ALAN SCHEFLIN and JON VAN DYKE ("Jury Nullification: the Contours of a Controversy," Law and Contemporary Problems, 43, No.4, 1980): ): "The arguments for opposing the nullification instruction are, in our view, deficient because they fail to weigh the political advantages gained by not lying to the jury...What impact will this deception have on jurors who felt coerced into their verdict by the judge's instructions and who learn, after trail, that they could have voted their consciences and acquitted? Such a juror is less apt to respect the legal system."
That all these courts were mere courts of conscience, in which the juries were sole judges, administering justice according to their own ideas of it, is not only shown by the extracts [*79] already given, but is explicitly acknowledged in the following one, in which the modern "courts of conscience" are compared with the ancient hundred and count courts, and the preference [*80] given to the latter, on the ground that the duties of the jurors in the one case, and of the commissioners in the other, are the same, and that the consciences of a jury are a safer and purer [*81] tribunal than the consciences of individuals specially appointed, and holding permanent offices.
So, when activist James Babb, from that previously cited, Fully Informed Jury Association, places informative billboards at Metro stations near the courts telling passersby about jury nullification, the ancient right of jurors to judge both the facts and the law, the legal establishment shutters in fear that their corrupt gatekeeper system will be overturned.
"Jury nullification no doubt infuriates prosecutors, judges, and indeed all the petty tyrants of officialdom. Genuine democracy generally has this effect. Our ruling class is pleased to call the farcical, heavily gamed elections periodically held to confirm them in power "democracy," but the power of the jury to disregard the law and do justice as they see it represents genuine democracy, that is, demokratia, or people power. Indeed jury nullification represents one of the few remaining bastions of genuine democracy in our technocratically managed society. It must be truly maddening for the legal technocrats to have their pompously ridiculous nonsense overthrown by a gaggle of mere citizens lacking, as they often do, fine degrees and prestigious titles. And so they try and try to quash information about the real point of juries — deciding upon a just verdict — in order to render them passive and easily controlled, to turn them from real, functioning juries into inanimate totems used as props for the kabuki shows that we are assured are "fair trials."
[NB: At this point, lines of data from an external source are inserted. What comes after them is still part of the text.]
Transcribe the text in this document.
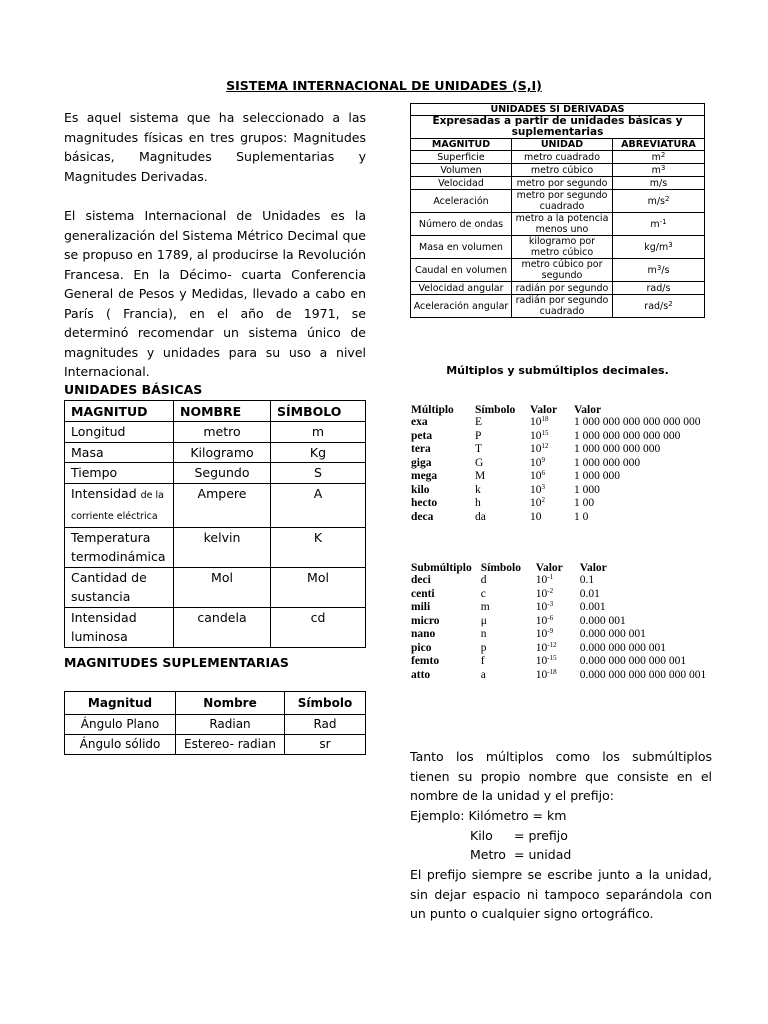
SISTEMA INTERNACIONAL DE UNIDADES (S,I)
Es aquel sistema que ha seleccionado a las magnitudes físicas en tres grupos: Magnitudes básicas, Magnitudes Suplementarias y Magnitudes Derivadas.
El sistema Internacional de Unidades es la generalización del Sistema Métrico Decimal que se propuso en 1789, al producirse la Revolución Francesa. En la Décimo- cuarta Conferencia General de Pesos y Medidas, llevado a cabo en París ( Francia), en el año de 1971, se determinó recomendar un sistema único de magnitudes y unidades para su uso a nivel Internacional.
UNIDADES BÁSICAS
MAGNITUD	NOMBRE	SÍMBOLO
Longitud	metro	m
Masa	Kilogramo	Kg
Tiempo	Segundo	S
Intensidad de la corriente eléctrica	Ampere	A
Temperatura termodinámica	kelvin	K
Cantidad de sustancia	Mol	Mol
Intensidad luminosa	candela	cd
MAGNITUDES SUPLEMENTARIAS
Magnitud	Nombre	Símbolo
Ángulo Plano	Radian	Rad
Ángulo sólido	Estereo- radian	sr
UNIDADES SI DERIVADAS		
Expresadas a partir de unidades básicas y suplementarias		
MAGNITUD	UNIDAD	ABREVIATURA
Superficie	metro cuadrado	$m^2$
Volumen	metro cúbico	$m^3$
Velocidad	metro por segundo	m/s
Aceleración	metro por segundo cuadrado	$m/s^2$
Número de ondas	metro a la potencia menos uno	$m^{-1}$
Masa en volumen	kilogramo por metro cúbico	$kg/m^3$
Caudal en volumen	metro cúbico por segundo	$m^3/s$
Velocidad angular	radián por segundo	rad/s
Aceleración angular	radián por segundo cuadrado	rad/$s^2$
Múltiplos y submúltiplos decimales.
Múltiplo	Símbolo	Valor	Valor
exa	E	$10^{18}$	1 000 000 000 000 000 000
peta	P	$10^{15}$	1 000 000 000 000 000
tera	T	$10^{12}$	1 000 000 000 000
giga	G	$10^9$	1 000 000 000
mega	M	$10^6$	1 000 000
kilo	k	$10^3$	1 000
hecto	h	$10^2$	1 00
deca	da	10	1 0
Submúltiplo	Símbolo	Valor	Valor
deci	d	$10^{-1}$	0.1
centi	c	$10^{-2}$	0.01
mili	m	$10^{-3}$	0.001
micro	μ	$10^{-6}$	0.000 001
nano	n	$10^{-9}$	0.000 000 001
pico	p	$10^{-12}$	0.000 000 000 001
femto	f	$10^{-15}$	0.000 000 000 000 001
atto	a	$10^{-18}$	0.000 000 000 000 000 001
Tanto los múltiplos como los submúltiplos tienen su propio nombre que consiste en el nombre de la unidad y el prefijo:
Ejemplo: Kilómetro = km
Kilo = prefijo
Metro = unidad
El prefijo siempre se escribe junto a la unidad, sin dejar espacio ni tampoco separándola con un punto o cualquier signo ortográfico.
Currently in the news is a great lesson. A courageous jury sends a clear message to a fraudulent prosecution and a politicized court. From Pro-Gun Sheriff Found Not Guilty, "jury nullifies false arrest of Nick Finch who supported Second Amendment. After closing arguments by prosecutors and the defense, the jury took less than 90 minutesto reach its verdict."
However, before sincere citizens declare victory over black robe magistrates and tyrannical District Attorneys, the New American raises further concerns in,"Despite Finch's acquittal, the question remains why a duly elected, constitutional sheriff was arrested for the actions he allegedly took. Why was Sheriff Finch not contacted by the FDLE or the governor and asked to answer the charges against him in a more disciplinary and less overtly legally hostile manner?
Will Scott and his successors use the Finch case as precedent for the assumption of the power of approval over voters' election of county sheriffs? Will every act of every one of those sheriffs in the 67 counties in the Sunshine State be subject to summary dismissal should they do something that doesn't sit well with the governor or his wealthy campaign supporters?"